CJ: Are there any concerns surrounding the regulation here? For example, tokenized stocks and other similar securities are under close scrutiny by the authorities as to whether they represent securities. Does this affect Brightvine or its investors?
JV: We respect and encourage industry regulations. As a result, compliance is at the heart of Brightvine’s products and products. All securities offered by Brightvine comply with the appropriate guidelines of the appropriate regulator.
CJ: Originally from Ireland, it has been very difficult for young people to get a mortgage since GFC, and many have been trapped in renting. A somewhat fictional question, do you think tokenized real estate and mortgages could ultimately alleviate this problem?

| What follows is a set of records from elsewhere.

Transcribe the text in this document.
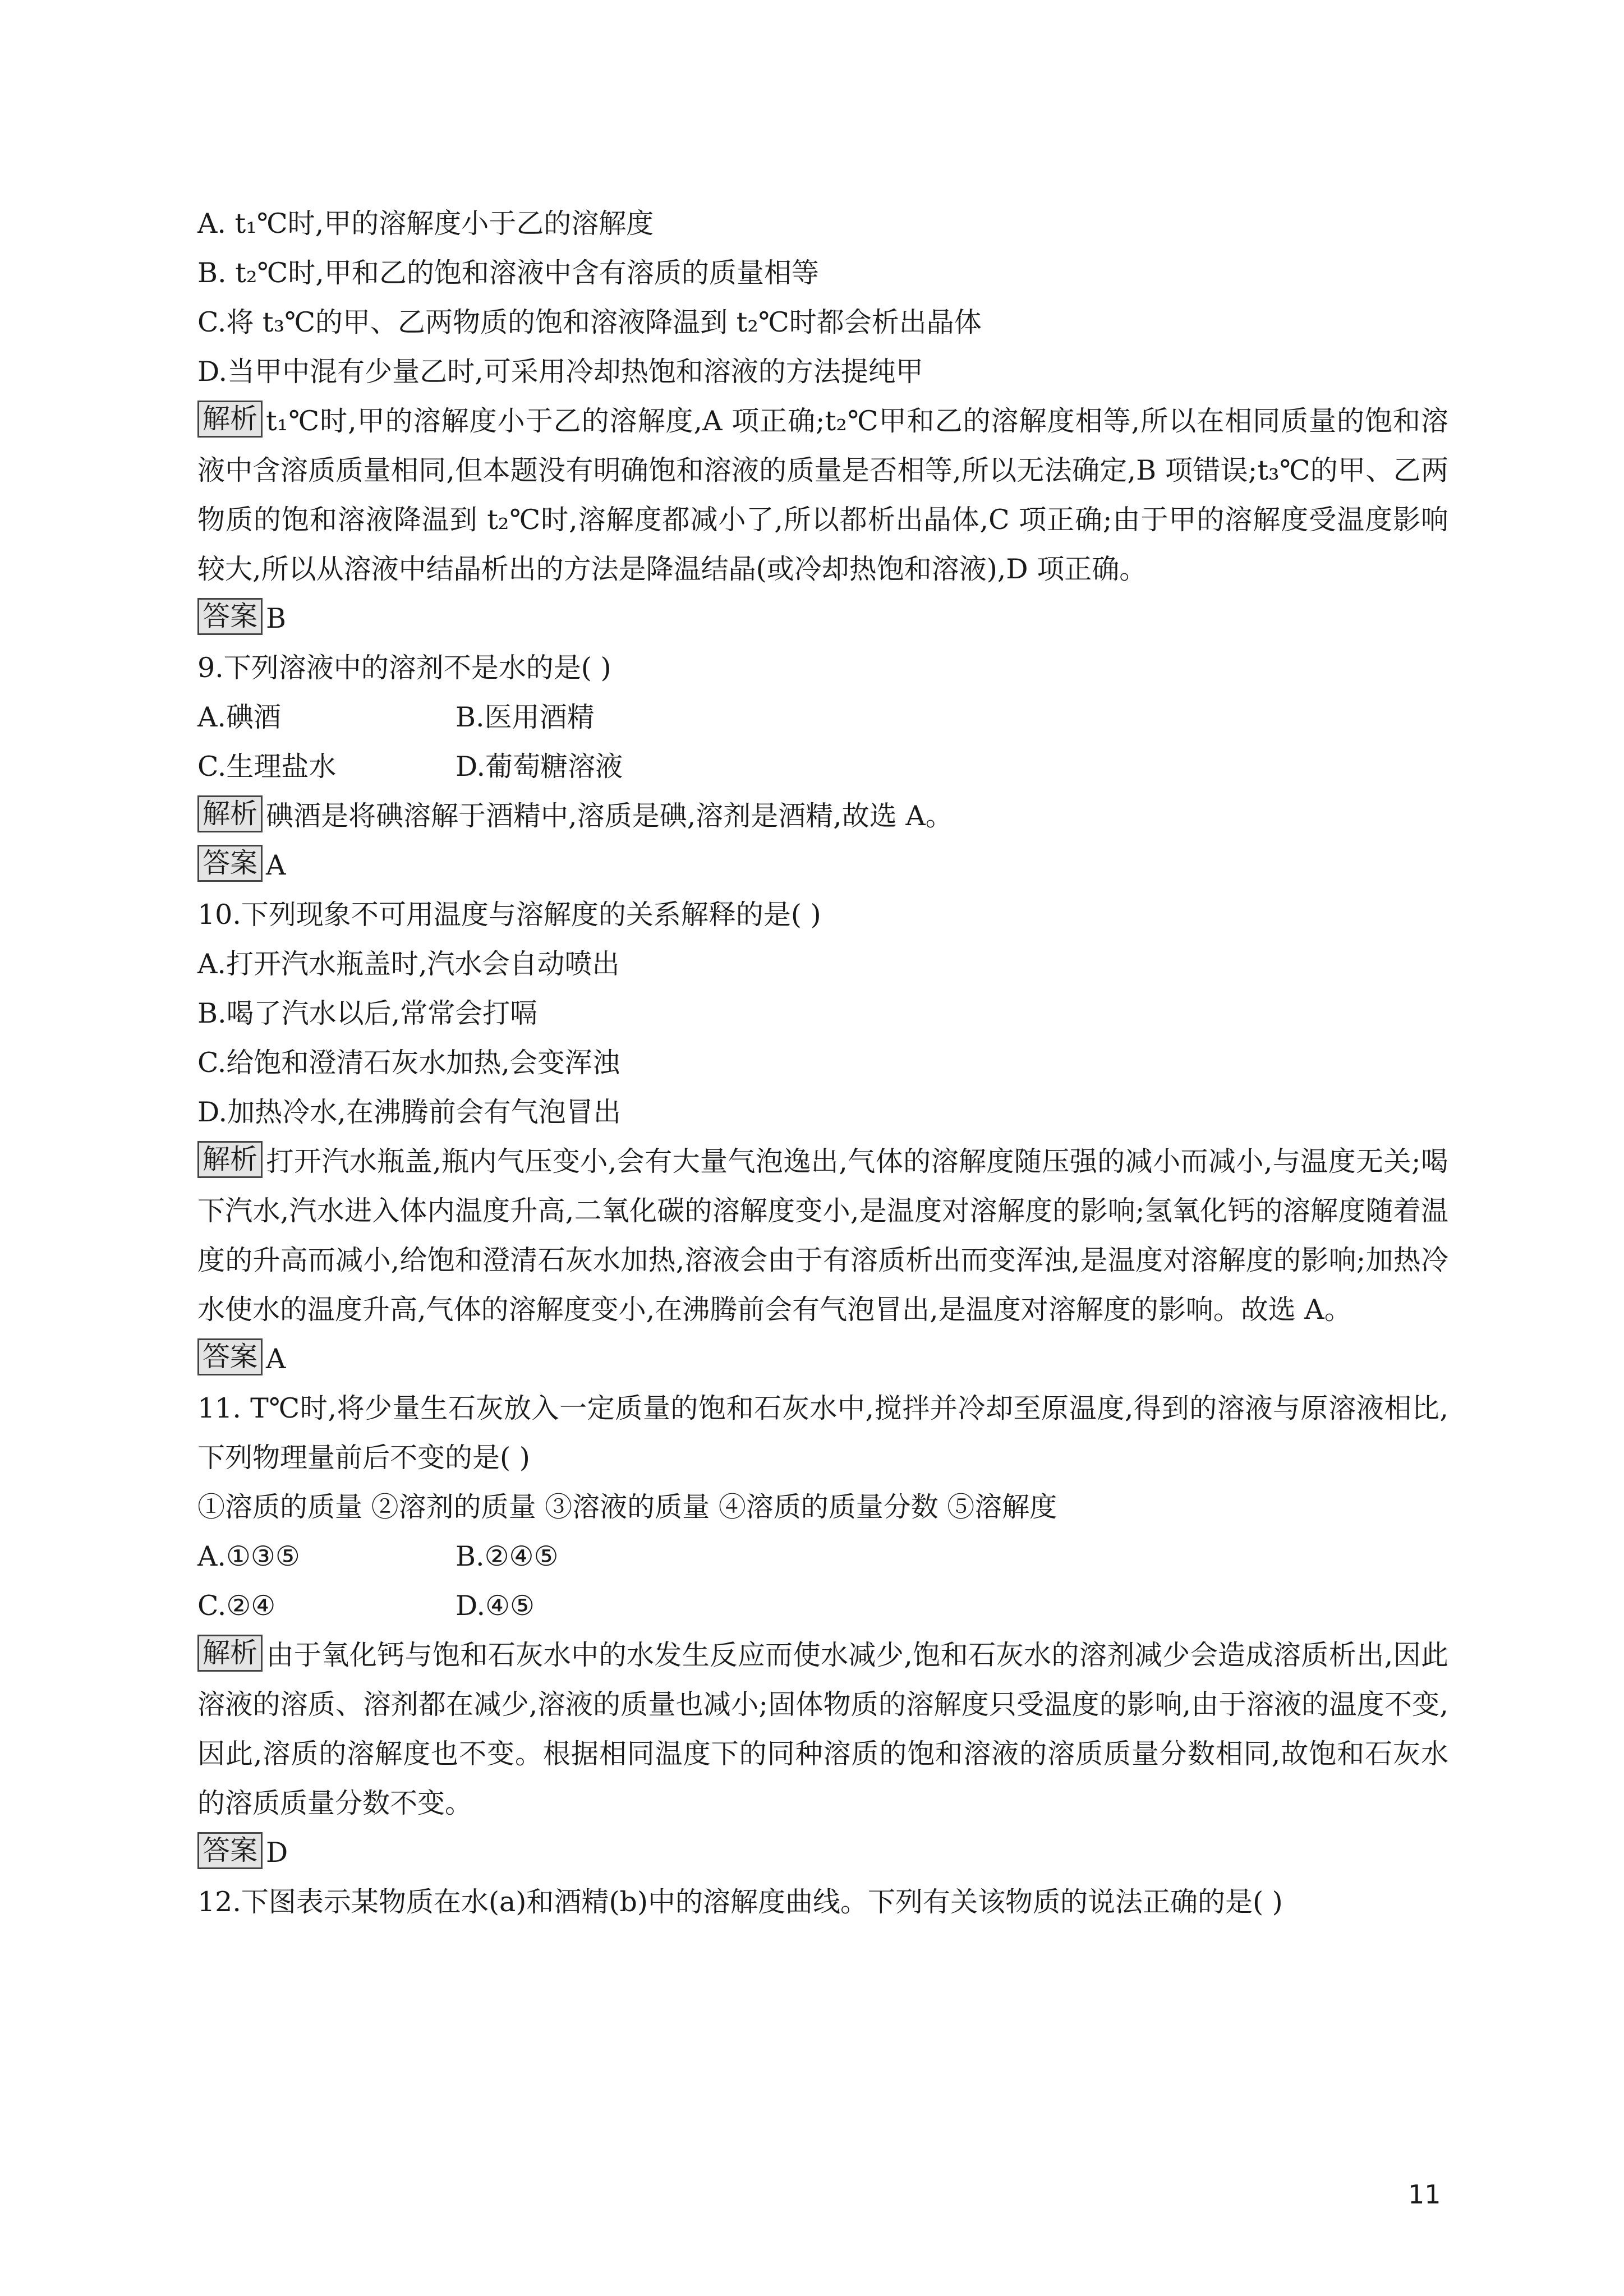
A. t₁℃时,甲的溶解度小于乙的溶解度
B. t₂℃时,甲和乙的饱和溶液中含有溶质的质量相等
C.将 t₃℃的甲、乙两物质的饱和溶液降温到 t₂℃时都会析出晶体
D.当甲中混有少量乙时,可采用冷却热饱和溶液的方法提纯甲
解析 t₁℃时,甲的溶解度小于乙的溶解度,A 项正确;t₂℃甲和乙的溶解度相等,所以在相同质量的饱和溶液中含溶质质量相同,但本题没有明确饱和溶液的质量是否相等,所以无法确定,B 项错误;t₃℃的甲、乙两物质的饱和溶液降温到 t₂℃时,溶解度都减小了,所以都析出晶体,C 项正确;由于甲的溶解度受温度影响较大,所以从溶液中结晶析出的方法是降温结晶(或冷却热饱和溶液),D 项正确。
答案 B
9.下列溶液中的溶剂不是水的是( )
A.碘酒	B.医用酒精
C.生理盐水	D.葡萄糖溶液
解析 碘酒是将碘溶解于酒精中,溶质是碘,溶剂是酒精,故选 A。
答案 A
10.下列现象不可用温度与溶解度的关系解释的是( )
A.打开汽水瓶盖时,汽水会自动喷出
B.喝了汽水以后,常常会打嗝
C.给饱和澄清石灰水加热,会变浑浊
D.加热冷水,在沸腾前会有气泡冒出
解析 打开汽水瓶盖,瓶内气压变小,会有大量气泡逸出,气体的溶解度随压强的减小而减小,与温度无关;喝下汽水,汽水进入体内温度升高,二氧化碳的溶解度变小,是温度对溶解度的影响;氢氧化钙的溶解度随着温度的升高而减小,给饱和澄清石灰水加热,溶液会由于有溶质析出而变浑浊,是温度对溶解度的影响;加热冷水使水的温度升高,气体的溶解度变小,在沸腾前会有气泡冒出,是温度对溶解度的影响。故选 A。
答案 A
11. T℃时,将少量生石灰放入一定质量的饱和石灰水中,搅拌并冷却至原温度,得到的溶液与原溶液相比,下列物理量前后不变的是( )
①溶质的质量 ②溶剂的质量 ③溶液的质量 ④溶质的质量分数 ⑤溶解度
A.①③⑤	B.②④⑤
C.②④	D.④⑤
解析 由于氧化钙与饱和石灰水中的水发生反应而使水减少,饱和石灰水的溶剂减少会造成溶质析出,因此溶液的溶质、溶剂都在减少,溶液的质量也减小;固体物质的溶解度只受温度的影响,由于溶液的温度不变,因此,溶质的溶解度也不变。根据相同温度下的同种溶质的饱和溶液的溶质质量分数相同,故饱和石灰水的溶质质量分数不变。
答案 D
12.下图表示某物质在水(a)和酒精(b)中的溶解度曲线。下列有关该物质的说法正确的是( )
11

JV: Yes! Let’s say the Irish public is interested in improving home ownership across the country. They can create and fund a blockchain-based liquidity pool to buy Irish borrower mortgages algorithmically. This product increases the liquidity of mortgages, and the immutable ledger of validated data reduces the costs associated with mortgages. By increasing liquidity and reducing costs, borrower pricing is improved. Better pricing means more people are eligible for a mortgage, which in turn improves home ownership.
In addition, fund investors may receive greater returns than if they left the fund in the bank. Brightvine plans to launch a product to address this issue later this year.